Untung, sang anak memaksanyi ke dokter. Setelah diperiksa ternyata ada kanker yang sudah stadium satu setengah. Titiek tidak kaget. Karena kanker sudah menyerang ayah, ibu, dan kakaknya. “Oh, saya dapat juga toh,” lanjutnyi.

Dia langsung ke Singapura. Bulan tidak percaya dengan dokter di Indonesia. Namun, dia mencari dokter ahli kanker perempuan. Ahli kebidanan, kemoterapi, dan radiologi menyimpulkan hal yang sama: kanker stadium satu setengah. Sama seperti kata dokter di Jakarta.

LAWAN KANKER (dari kiri) Business Manager Harian Disway Vanessa Valerie, Dahlan Iskan, Caroline Ika Damajanti, dr I Putu Agus Suarta, dan Direktur RS Mayapada Surabaya Irawati Marga. (Foto: Julian Romadhon-Harian Disway)

Setelah dua setengah bulan menjalani terapi di Singapura berat badannyi naik. Dari 60 kilogram ke 84 kilogram. Agak aneh. Sebab dokter sudah bilang, efek kemoterapi adalah menghilangkan nafsu makan. Titiek malah minta makan setiap dua jam sekali.

Setelah kemo, muncul rasa sakit yang luar biasa. Bahkan dia berada di titik sangat pasrah. Kalau memang Tuhan sudah memanggil, dia sudah siap. ”Tapi kalau Tuhan masih membutuhkan saya harus tetap bekerja di dunia ini, tolong beri saya isyarat. Itu sakitnya luar biasa. Tidak pernah ada sakit seperti itu. Belum pernah,” kata Titiek secara daring.

Sakitnya tidak membaik, tapi Titiek tiba-tiba meminta pulang ke Jakarta. Ngapain? Titiek juga tidak tahu. Pokoknya malam itu dia minta semua berkemas-kemas.
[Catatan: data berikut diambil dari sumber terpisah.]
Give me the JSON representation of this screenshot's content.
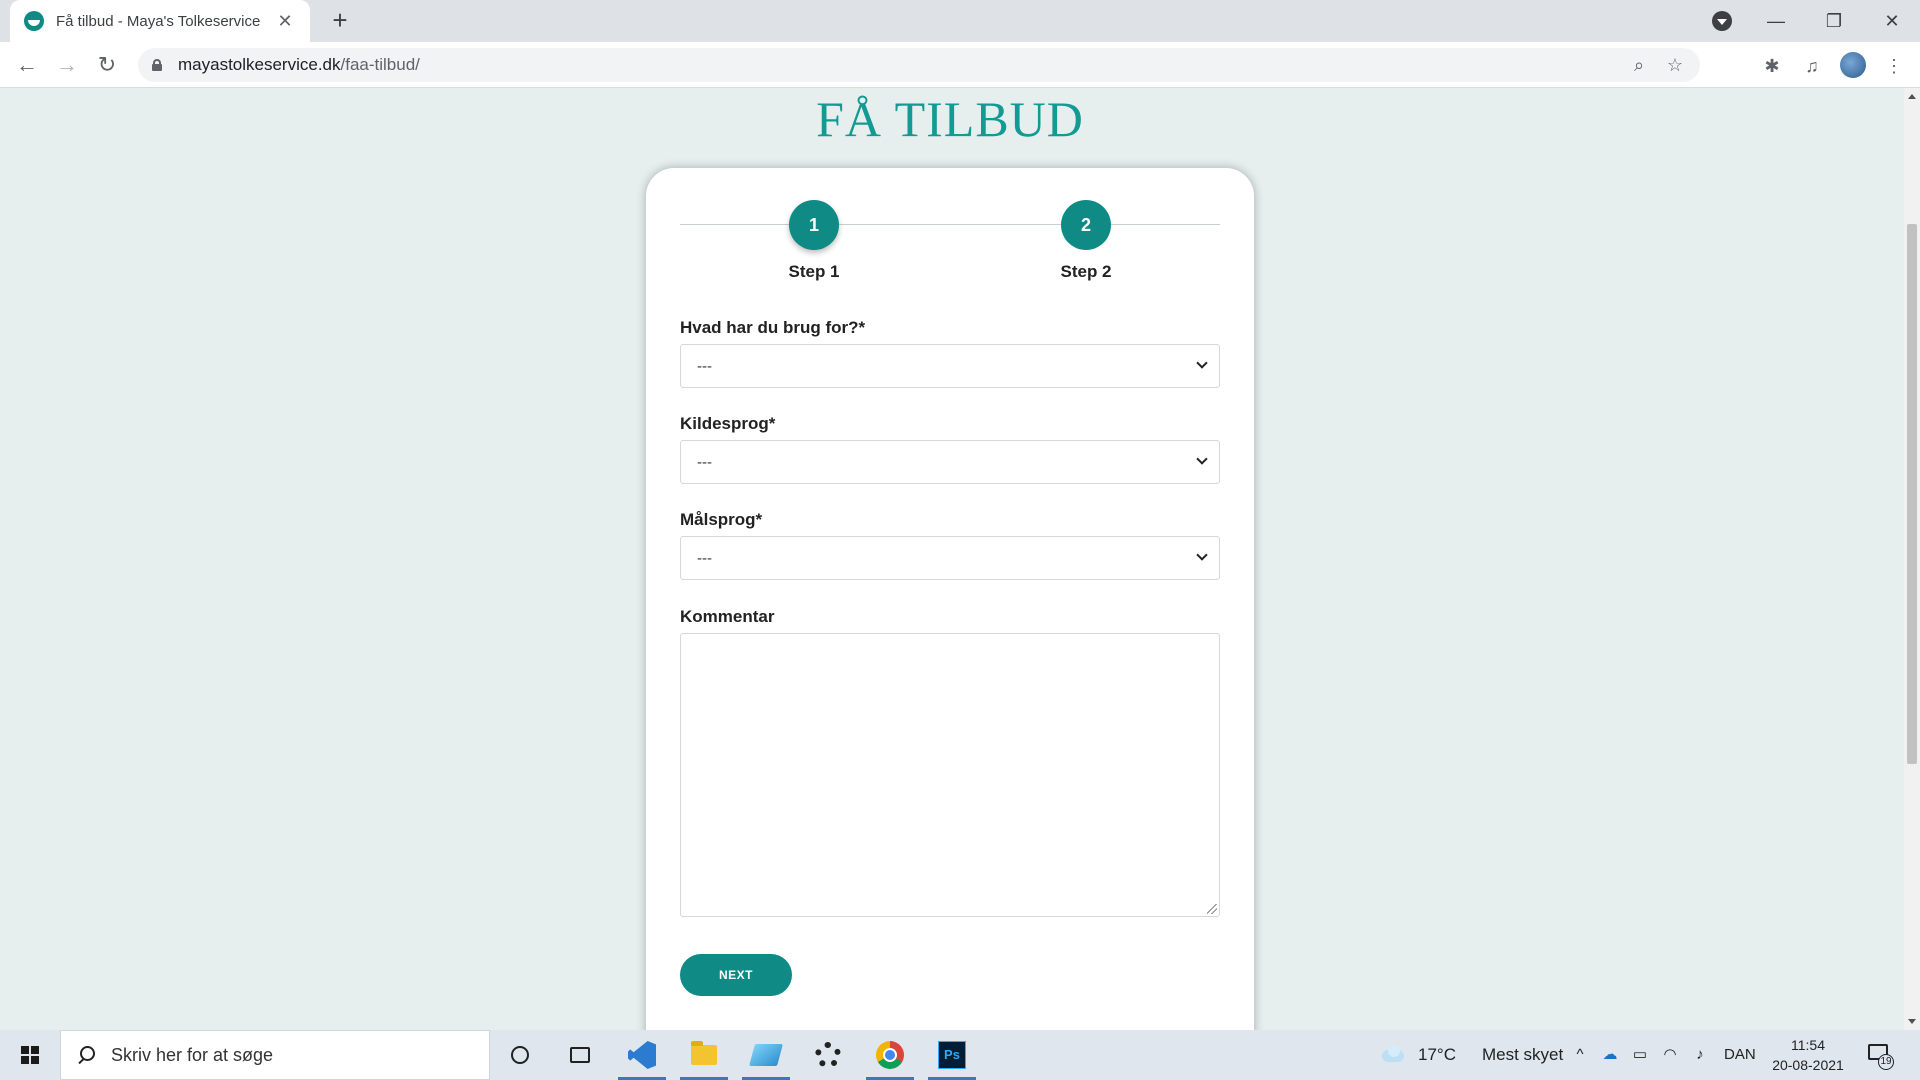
{
  "browser": {
    "tab_title": "Få tilbud - Maya's Tolkeservice",
    "tab_close": "✕",
    "new_tab": "+",
    "url_host": "mayastolkeservice.dk",
    "url_path": "/faa-tilbud/",
    "nav": {
      "back": "←",
      "forward": "→",
      "reload": "↻"
    },
    "window_controls": {
      "minimize": "—",
      "restore": "❐",
      "close": "✕"
    }
  },
  "page": {
    "title": "FÅ TILBUD",
    "steps": [
      {
        "number": "1",
        "label": "Step 1"
      },
      {
        "number": "2",
        "label": "Step 2"
      }
    ],
    "fields": {
      "need": {
        "label": "Hvad har du brug for?*",
        "value": "---"
      },
      "source_lang": {
        "label": "Kildesprog*",
        "value": "---"
      },
      "target_lang": {
        "label": "Målsprog*",
        "value": "---"
      },
      "comment": {
        "label": "Kommentar",
        "value": ""
      }
    },
    "next_button": "NEXT",
    "accent_color": "#0f8a85"
  },
  "taskbar": {
    "search_placeholder": "Skriv her for at søge",
    "weather_temp": "17°C",
    "weather_desc": "Mest skyet",
    "language": "DAN",
    "time": "11:54",
    "date": "20-08-2021",
    "notification_count": "19",
    "apps": [
      "cortana",
      "task-view",
      "vscode",
      "file-explorer",
      "notepad",
      "settings",
      "chrome",
      "photoshop"
    ],
    "photoshop_label": "Ps"
  }
}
Sampai suatu saat Titiek dikenalkan dengan terapi meditasi. Terapinya cuma duduk, tangan di atas paha, dan mata ditutup. Napas dari hidung, sedangkan lidah dilipat ke langit-langit. Kalau ada air liur yang keluar harus ditelan. Karena itu enzim yang dibutuhkan tubuh.